Inflammation can also cause swelling of the airway. This will cause it to narrow and makes it harder to breathe.

Bronchitis can be acute or chronic. There are some key differences between the two forms:

  • In acute bronchitis, the inflammation is usually caused by an infection that will get better in a few days to several weeks.
  • With chronic bronchitis, the inflammation is caused by repeated exposure to irritants—like cigarette smoke or pollution. Chronic bronchitis does not go away. You may have periods of relief along with periods where it gets worse (exacerbations), especially if you get a cold or another respiratory infection


Chronic bronchitis falls under the umbrella of COPD. Acute bronchitis is not considered COPD, but it shares symptoms with the chronic form of the disease. These symptoms include:

  • A frequent cough that produces mucus
  • Wheezing
  • A whistling or squeaking sound when you breathe
  • Shortness of breath (especially with activity)
  • Tightness in your chest
  • Fever (acute bronchitis only)


Pneumonia is a generic diagnosis. Even though there are different types of pneumonia, the way that the condition affects the lungs is similar in each one.

With pneumonia, a virus, bacteria, or another infectious agent causes the tiny air sacs in the lungs (alveoli) to fill with fluid or pus. These air sacs are what help exchange oxygen and other gases between the air that is breathed in and the blood. When these sacs are filled with fluid, the body’s ability to exchange gases is reduced.

The several types of pneumonia are:

  • Viral
  • Bacterial
  • Mycoplasma (also called “walking pneumonia”)
  • Fungal
  • Aspiration


In some types of pneumonia, such as walking pneumonia, the symptoms can be mild and not affect daily activities. However, the symptoms of pneumonia can be severe and, in some cases, will require hospitalization.

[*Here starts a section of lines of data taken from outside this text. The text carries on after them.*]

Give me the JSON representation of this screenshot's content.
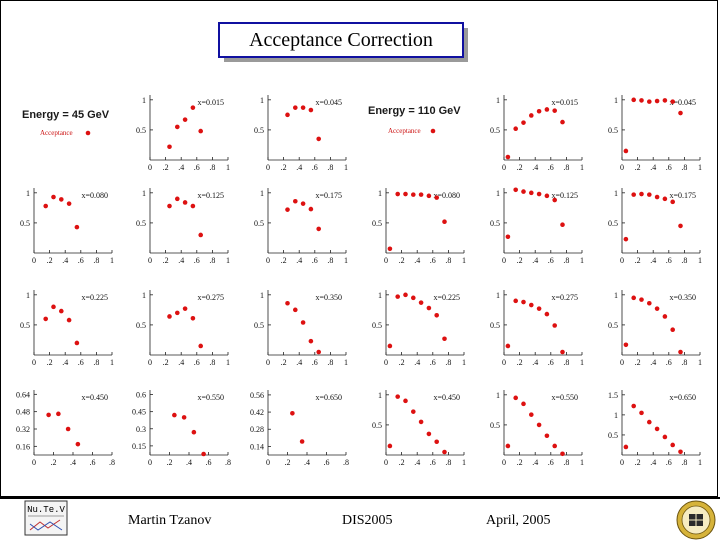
{
  "title": "Acceptance Correction",
  "footer": {
    "author": "Martin Tzanov",
    "conference": "DIS2005",
    "date": "April, 2005"
  },
  "logos": {
    "left": "Nu.Te.V",
    "right": "university-seal"
  },
  "colors": {
    "points": "#dd1111",
    "title_border": "#1010a0",
    "title_shadow": "#9a9a9a"
  },
  "legend": {
    "low": {
      "energy": "Energy = 45 GeV",
      "label": "Acceptance"
    },
    "high": {
      "energy": "Energy = 110 GeV",
      "label": "Acceptance"
    }
  },
  "chart_data": [
    {
      "type": "scatter",
      "energy": "45 GeV",
      "label": "x=0.015",
      "xlim": [
        0,
        1
      ],
      "yticks": [
        0.5,
        1
      ],
      "x": [
        0.25,
        0.35,
        0.45,
        0.55,
        0.65
      ],
      "y": [
        0.22,
        0.55,
        0.67,
        0.87,
        0.48
      ]
    },
    {
      "type": "scatter",
      "energy": "45 GeV",
      "label": "x=0.045",
      "xlim": [
        0,
        1
      ],
      "yticks": [
        0.5,
        1
      ],
      "x": [
        0.25,
        0.35,
        0.45,
        0.55,
        0.65
      ],
      "y": [
        0.75,
        0.87,
        0.87,
        0.83,
        0.35
      ]
    },
    {
      "type": "scatter",
      "energy": "110 GeV",
      "label": "x=0.015",
      "xlim": [
        0,
        1
      ],
      "yticks": [
        0.5,
        1
      ],
      "x": [
        0.05,
        0.15,
        0.25,
        0.35,
        0.45,
        0.55,
        0.65,
        0.75
      ],
      "y": [
        0.05,
        0.52,
        0.62,
        0.74,
        0.81,
        0.84,
        0.82,
        0.63
      ]
    },
    {
      "type": "scatter",
      "energy": "110 GeV",
      "label": "x=0.045",
      "xlim": [
        0,
        1
      ],
      "yticks": [
        0.5,
        1
      ],
      "x": [
        0.05,
        0.15,
        0.25,
        0.35,
        0.45,
        0.55,
        0.65,
        0.75
      ],
      "y": [
        0.15,
        1.0,
        0.99,
        0.97,
        0.98,
        0.99,
        0.97,
        0.78
      ]
    },
    {
      "type": "scatter",
      "energy": "45 GeV",
      "label": "x=0.080",
      "xlim": [
        0,
        1
      ],
      "yticks": [
        0.5,
        1
      ],
      "x": [
        0.15,
        0.25,
        0.35,
        0.45,
        0.55
      ],
      "y": [
        0.78,
        0.93,
        0.89,
        0.82,
        0.43
      ]
    },
    {
      "type": "scatter",
      "energy": "45 GeV",
      "label": "x=0.125",
      "xlim": [
        0,
        1
      ],
      "yticks": [
        0.5,
        1
      ],
      "x": [
        0.25,
        0.35,
        0.45,
        0.55,
        0.65
      ],
      "y": [
        0.78,
        0.9,
        0.84,
        0.78,
        0.3
      ]
    },
    {
      "type": "scatter",
      "energy": "45 GeV",
      "label": "x=0.175",
      "xlim": [
        0,
        1
      ],
      "yticks": [
        0.5,
        1
      ],
      "x": [
        0.25,
        0.35,
        0.45,
        0.55,
        0.65
      ],
      "y": [
        0.72,
        0.86,
        0.82,
        0.73,
        0.4
      ]
    },
    {
      "type": "scatter",
      "energy": "110 GeV",
      "label": "x=0.080",
      "xlim": [
        0,
        1
      ],
      "yticks": [
        0.5,
        1
      ],
      "x": [
        0.05,
        0.15,
        0.25,
        0.35,
        0.45,
        0.55,
        0.65,
        0.75
      ],
      "y": [
        0.07,
        0.98,
        0.98,
        0.97,
        0.97,
        0.95,
        0.92,
        0.52
      ]
    },
    {
      "type": "scatter",
      "energy": "110 GeV",
      "label": "x=0.125",
      "xlim": [
        0,
        1
      ],
      "yticks": [
        0.5,
        1
      ],
      "x": [
        0.05,
        0.15,
        0.25,
        0.35,
        0.45,
        0.55,
        0.65,
        0.75
      ],
      "y": [
        0.27,
        1.05,
        1.02,
        1.0,
        0.98,
        0.95,
        0.88,
        0.47
      ]
    },
    {
      "type": "scatter",
      "energy": "110 GeV",
      "label": "x=0.175",
      "xlim": [
        0,
        1
      ],
      "yticks": [
        0.5,
        1
      ],
      "x": [
        0.05,
        0.15,
        0.25,
        0.35,
        0.45,
        0.55,
        0.65,
        0.75
      ],
      "y": [
        0.23,
        0.97,
        0.98,
        0.97,
        0.93,
        0.9,
        0.85,
        0.45
      ]
    },
    {
      "type": "scatter",
      "energy": "45 GeV",
      "label": "x=0.225",
      "xlim": [
        0,
        1
      ],
      "yticks": [
        0.5,
        1
      ],
      "x": [
        0.15,
        0.25,
        0.35,
        0.45,
        0.55
      ],
      "y": [
        0.6,
        0.8,
        0.73,
        0.58,
        0.2
      ]
    },
    {
      "type": "scatter",
      "energy": "45 GeV",
      "label": "x=0.275",
      "xlim": [
        0,
        1
      ],
      "yticks": [
        0.5,
        1
      ],
      "x": [
        0.25,
        0.35,
        0.45,
        0.55,
        0.65
      ],
      "y": [
        0.64,
        0.7,
        0.77,
        0.61,
        0.15
      ]
    },
    {
      "type": "scatter",
      "energy": "45 GeV",
      "label": "x=0.350",
      "xlim": [
        0,
        1
      ],
      "yticks": [
        0.5,
        1
      ],
      "x": [
        0.25,
        0.35,
        0.45,
        0.55,
        0.65
      ],
      "y": [
        0.86,
        0.75,
        0.54,
        0.23,
        0.05
      ]
    },
    {
      "type": "scatter",
      "energy": "110 GeV",
      "label": "x=0.225",
      "xlim": [
        0,
        1
      ],
      "yticks": [
        0.5,
        1
      ],
      "x": [
        0.05,
        0.15,
        0.25,
        0.35,
        0.45,
        0.55,
        0.65,
        0.75
      ],
      "y": [
        0.15,
        0.97,
        1.0,
        0.95,
        0.87,
        0.78,
        0.66,
        0.27
      ]
    },
    {
      "type": "scatter",
      "energy": "110 GeV",
      "label": "x=0.275",
      "xlim": [
        0,
        1
      ],
      "yticks": [
        0.5,
        1
      ],
      "x": [
        0.05,
        0.15,
        0.25,
        0.35,
        0.45,
        0.55,
        0.65,
        0.75
      ],
      "y": [
        0.15,
        0.9,
        0.88,
        0.83,
        0.77,
        0.68,
        0.49,
        0.05
      ]
    },
    {
      "type": "scatter",
      "energy": "110 GeV",
      "label": "x=0.350",
      "xlim": [
        0,
        1
      ],
      "yticks": [
        0.5,
        1
      ],
      "x": [
        0.05,
        0.15,
        0.25,
        0.35,
        0.45,
        0.55,
        0.65,
        0.75
      ],
      "y": [
        0.17,
        0.95,
        0.92,
        0.86,
        0.77,
        0.64,
        0.42,
        0.05
      ]
    },
    {
      "type": "scatter",
      "energy": "45 GeV",
      "label": "x=0.450",
      "xlim": [
        0,
        0.8
      ],
      "xticks": [
        0,
        0.2,
        0.4,
        0.6,
        0.8
      ],
      "yticks": [
        0.16,
        0.32,
        0.48,
        0.64
      ],
      "ylim": [
        0.08,
        0.68
      ],
      "x": [
        0.15,
        0.25,
        0.35,
        0.45
      ],
      "y": [
        0.45,
        0.46,
        0.32,
        0.18
      ]
    },
    {
      "type": "scatter",
      "energy": "45 GeV",
      "label": "x=0.550",
      "xlim": [
        0,
        0.8
      ],
      "xticks": [
        0,
        0.2,
        0.4,
        0.6,
        0.8
      ],
      "yticks": [
        0.15,
        0.3,
        0.45,
        0.6
      ],
      "ylim": [
        0.07,
        0.64
      ],
      "x": [
        0.25,
        0.35,
        0.45,
        0.55
      ],
      "y": [
        0.42,
        0.4,
        0.27,
        0.07
      ]
    },
    {
      "type": "scatter",
      "energy": "45 GeV",
      "label": "x=0.650",
      "xlim": [
        0,
        0.8
      ],
      "xticks": [
        0,
        0.2,
        0.4,
        0.6,
        0.8
      ],
      "yticks": [
        0.14,
        0.28,
        0.42,
        0.56
      ],
      "ylim": [
        0.07,
        0.6
      ],
      "x": [
        0.25,
        0.35
      ],
      "y": [
        0.41,
        0.18
      ]
    },
    {
      "type": "scatter",
      "energy": "110 GeV",
      "label": "x=0.450",
      "xlim": [
        0,
        1
      ],
      "yticks": [
        0.5,
        1
      ],
      "x": [
        0.05,
        0.15,
        0.25,
        0.35,
        0.45,
        0.55,
        0.65,
        0.75
      ],
      "y": [
        0.15,
        0.97,
        0.9,
        0.72,
        0.55,
        0.35,
        0.22,
        0.05
      ]
    },
    {
      "type": "scatter",
      "energy": "110 GeV",
      "label": "x=0.550",
      "xlim": [
        0,
        1
      ],
      "yticks": [
        0.5,
        1
      ],
      "x": [
        0.05,
        0.15,
        0.25,
        0.35,
        0.45,
        0.55,
        0.65,
        0.75
      ],
      "y": [
        0.15,
        0.95,
        0.85,
        0.67,
        0.5,
        0.32,
        0.15,
        0.02
      ]
    },
    {
      "type": "scatter",
      "energy": "110 GeV",
      "label": "x=0.650",
      "xlim": [
        0,
        1
      ],
      "yticks": [
        0.5,
        1,
        1.5
      ],
      "x": [
        0.05,
        0.15,
        0.25,
        0.35,
        0.45,
        0.55,
        0.65,
        0.75
      ],
      "y": [
        0.2,
        1.22,
        1.05,
        0.82,
        0.65,
        0.45,
        0.25,
        0.08
      ]
    }
  ]
}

Common symptoms of pneumonia are:

  • Fever
  • Chills
  • A cough that produces phlegm
  • Shortness of breath
  • Chest pain when you cough or breathe
  • Nausea
  • Vomiting
  • Diarrhea


There are several types of lung diseases that can affect your breathing and cause chronic symptoms like cough. Many of these diseases share symptoms.

If you have a cough that won’t go away or you are experiencing frequent shortness of breath, call your doctor. They can do testing to confirm what type of lung disease is causing your respiratory problems and may refer you to a doctor that specifically treats lung disease (pulmonologist).